We are now out of physical ports and there is a desire to combine the two circuits behind a new, single router with more capacity instead of just replacing the individual routers. So, R3 will be replacing both R1 and R2. We do not need load balancing and will be using both circuits independently.

So, my question, is how to we shape traffic so IP’s that are routed to circuit 1 from our ISP go back out circuit 1’s interface, and circuit 2’s IP’s out of circuit 2’s interface? I have read about route-map but those posts apply to internal private IP’s such as using circuit 1 for data and circuit 2 for voice. My first thought was to IP route <entire block of IP block 1> to [Interface or IP of circuit 1 gateway] and <entire block of block2 on circuit 2> to [interface or IP of circuit 2 gateway] but suspect this may cause routing confusion as we’ll be subnetting the blocks downstream.

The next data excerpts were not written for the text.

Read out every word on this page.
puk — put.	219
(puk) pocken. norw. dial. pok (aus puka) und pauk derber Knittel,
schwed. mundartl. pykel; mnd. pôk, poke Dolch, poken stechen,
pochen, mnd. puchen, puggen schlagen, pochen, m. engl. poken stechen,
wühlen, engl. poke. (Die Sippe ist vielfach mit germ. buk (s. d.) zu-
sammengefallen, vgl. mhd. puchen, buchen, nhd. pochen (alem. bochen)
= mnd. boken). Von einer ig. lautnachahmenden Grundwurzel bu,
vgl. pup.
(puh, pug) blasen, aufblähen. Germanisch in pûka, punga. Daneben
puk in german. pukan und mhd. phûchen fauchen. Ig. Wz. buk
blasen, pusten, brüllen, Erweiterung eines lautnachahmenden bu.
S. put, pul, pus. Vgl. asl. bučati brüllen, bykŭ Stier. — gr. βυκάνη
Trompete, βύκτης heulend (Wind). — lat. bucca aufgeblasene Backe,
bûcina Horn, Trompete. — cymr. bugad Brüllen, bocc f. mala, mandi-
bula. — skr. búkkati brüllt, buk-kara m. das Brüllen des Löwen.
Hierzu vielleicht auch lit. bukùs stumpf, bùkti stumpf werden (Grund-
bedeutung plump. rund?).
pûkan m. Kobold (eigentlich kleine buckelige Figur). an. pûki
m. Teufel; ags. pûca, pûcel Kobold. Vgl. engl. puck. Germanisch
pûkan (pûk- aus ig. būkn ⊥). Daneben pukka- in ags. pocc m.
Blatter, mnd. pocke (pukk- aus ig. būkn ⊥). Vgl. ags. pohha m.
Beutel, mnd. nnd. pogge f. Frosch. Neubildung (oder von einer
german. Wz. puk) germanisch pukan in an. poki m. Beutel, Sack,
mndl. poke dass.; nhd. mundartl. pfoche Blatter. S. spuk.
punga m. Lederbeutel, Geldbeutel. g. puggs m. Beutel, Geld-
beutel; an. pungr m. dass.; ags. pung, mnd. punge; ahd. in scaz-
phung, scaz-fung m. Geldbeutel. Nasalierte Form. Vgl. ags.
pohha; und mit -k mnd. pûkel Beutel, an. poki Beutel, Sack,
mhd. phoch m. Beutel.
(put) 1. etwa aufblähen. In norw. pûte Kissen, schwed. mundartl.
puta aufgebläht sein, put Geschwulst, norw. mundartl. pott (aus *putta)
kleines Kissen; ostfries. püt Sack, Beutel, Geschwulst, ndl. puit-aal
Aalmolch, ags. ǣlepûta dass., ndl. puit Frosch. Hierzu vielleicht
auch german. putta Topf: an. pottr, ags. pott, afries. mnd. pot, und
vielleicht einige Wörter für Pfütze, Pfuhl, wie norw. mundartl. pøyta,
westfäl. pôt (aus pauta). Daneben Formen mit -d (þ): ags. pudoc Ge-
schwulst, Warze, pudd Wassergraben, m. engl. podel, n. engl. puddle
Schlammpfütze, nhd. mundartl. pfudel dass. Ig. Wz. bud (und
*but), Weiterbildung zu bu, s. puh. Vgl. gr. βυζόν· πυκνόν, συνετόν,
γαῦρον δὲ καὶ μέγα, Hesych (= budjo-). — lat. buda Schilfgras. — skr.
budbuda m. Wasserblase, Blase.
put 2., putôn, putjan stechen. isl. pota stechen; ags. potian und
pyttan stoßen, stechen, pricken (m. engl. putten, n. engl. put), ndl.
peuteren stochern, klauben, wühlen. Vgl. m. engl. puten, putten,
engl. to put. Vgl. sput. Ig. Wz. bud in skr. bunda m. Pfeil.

We do not have the ability for BGP at this time.

IP blocks from circuits 1 and 2 do not need to talk to each other through the router.

I’m curious to see how the community would address this. I’d appreciate any feedback or suggestions. Yes we can simply replace R1 and R2 with larger capacity units and keep the circuits physically separate if needed, but I feel there has to be a simple way to configure the routes.

MHM Cisco World · ‎07-25-2024

I dont fully get your request but

You can use pool for public IP and assing one of these IP as secondary IP in interface of new ISP.

MHM

Joseph W. Doherty · ‎07-25-2024

Possibly VRF? Are you familiar with it?

dturner0114 · ‎07-26-2024

Thanks for the suggestion. No, I am not familiar with VRF. Looking it up online I came to the following config:

(config)# vrf context ROUTE1
(config-vrf)# ip route 0.0.0.0 0.0.0.0 [IP OF 1st circuit gateway]
(config-vrf)# exit
(config)# int VLAN332
(config-if)# vrf member ROUTE1
(config-if)# ip address X.X.X.1/29

(config)# vrf context ROUTE2
(config-vrf)# ip route 0.0.0.0 0.0.0.0 [IP OF 2nd circuit gateway]
(config-vrf)# exit
(config)# int VLAN444
(config-if)# vrf member ROUTE2
(config-if)# ip address Y.Y.Y.1/29

Using this I can see how we can manipulate the next hops of a given interface, and assuming this works, also permitting easy expandability as the need arises. Is there anything else I may be missing?

Joseph W. Doherty · ‎07-26-2024

I'm far, far from being an expert with VRF, so you might post a new question on how to configure it.

That said, if you've read up on it, likely you see why I suggested it. It allows multiple L3 domains on the same device.